According to the Washington Post story, the Giant supermarket chain was selling beef packages with the label “USDA Graded.” They were ordered to stop selling beef with that label, not because the claim was untrue, but because it was misleading.
What does USDA graded mean?
The USDA has two separate roles when it comes to evaluating the meat we buy in stores and restaurants.
1. USDA Inspectors evaluate the animals before harvest and the carcasses and the meat afterwards for wholesomeness. I wrote a post about USDA Inspection last year. To be sold in interstate commerce, meat must be inspected by USDA. In my earlier post, I stated that when meat is inspected by USDA it either passes or fails. If it fails, it is discarded and not sold for human consumption.
2. USDA Graders evaluate the meat for eating quality. They take into account the marbling in the ribeye, the color of the meat, and approximate the age of the animal and assign USDA grades, like Prime, Choice and Select, to the carcasses. Beef has another set of grades that indicates the lean meat to fat ratio of the carcass called Yield Grades, but it is rarely used in marketing to consumers.
USDA Inspectors and Graders both work for USDA, but their education and training is very different. Inspection is funded by the government, whereas meat processors pay a fee for grading.

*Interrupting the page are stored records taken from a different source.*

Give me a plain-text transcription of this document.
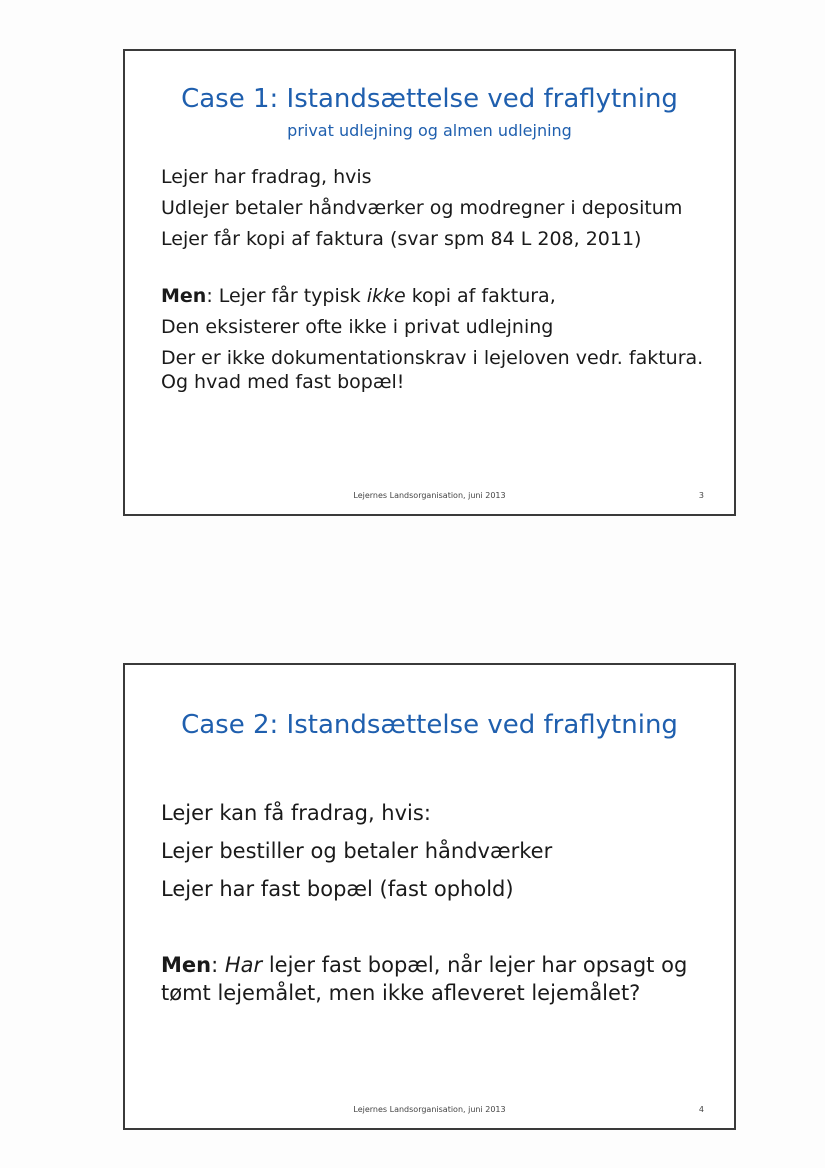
Case 1: Istandsættelse ved fraflytning
privat udlejning og almen udlejning
Lejer har fradrag, hvis
Udlejer betaler håndværker og modregner i depositum
Lejer får kopi af faktura (svar spm 84 L 208, 2011)
Men: Lejer får typisk ikke kopi af faktura,
Den eksisterer ofte ikke i privat udlejning
Der er ikke dokumentationskrav i lejeloven vedr. faktura. Og hvad med fast bopæl!
Lejernes Landsorganisation, juni 2013	3
Case 2: Istandsættelse ved fraflytning
Lejer kan få fradrag, hvis:
Lejer bestiller og betaler håndværker
Lejer har fast bopæl (fast ophold)
Men: Har lejer fast bopæl, når lejer har opsagt og tømt lejemålet, men ikke afleveret lejemålet?
Lejernes Landsorganisation, juni 2013	4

According to USDA, over 75% of the meat that is inspected is also graded and assigned USDA grades of Prime, Choice, Select, etc. The packers can use these grades to market the carcasses according to their eating quality. Prime carcasses are worth more than Choice, Choice more than Select, and so on.
When this store labeled its beef as ‘USDA graded’, all it means is that a USDA grader looked at the beef gave it a grade, but it doesn’t indicate what grade it was assigned. It’s kind of like a teacher grading your test. The teacher gave you a grade. It may be a good grade or a bad grade, but it wouldn’t make much sense to go around bragging that your test had been graded if you weren’t willing to share the grade with other people.
I'm not going to speculate why the store chose to label their beef as merely 'USDA graded.' Other stores use the label ‘USDA inspected,’ which I think is just as misleading. If meat is being sold, it is either USDA inspected or its state inspected. Otherwise, it would be against the law to sell it. Saying that meat is inspected is almost as pointless as saying it was graded.
I hope this clears up some of the confusion with this story.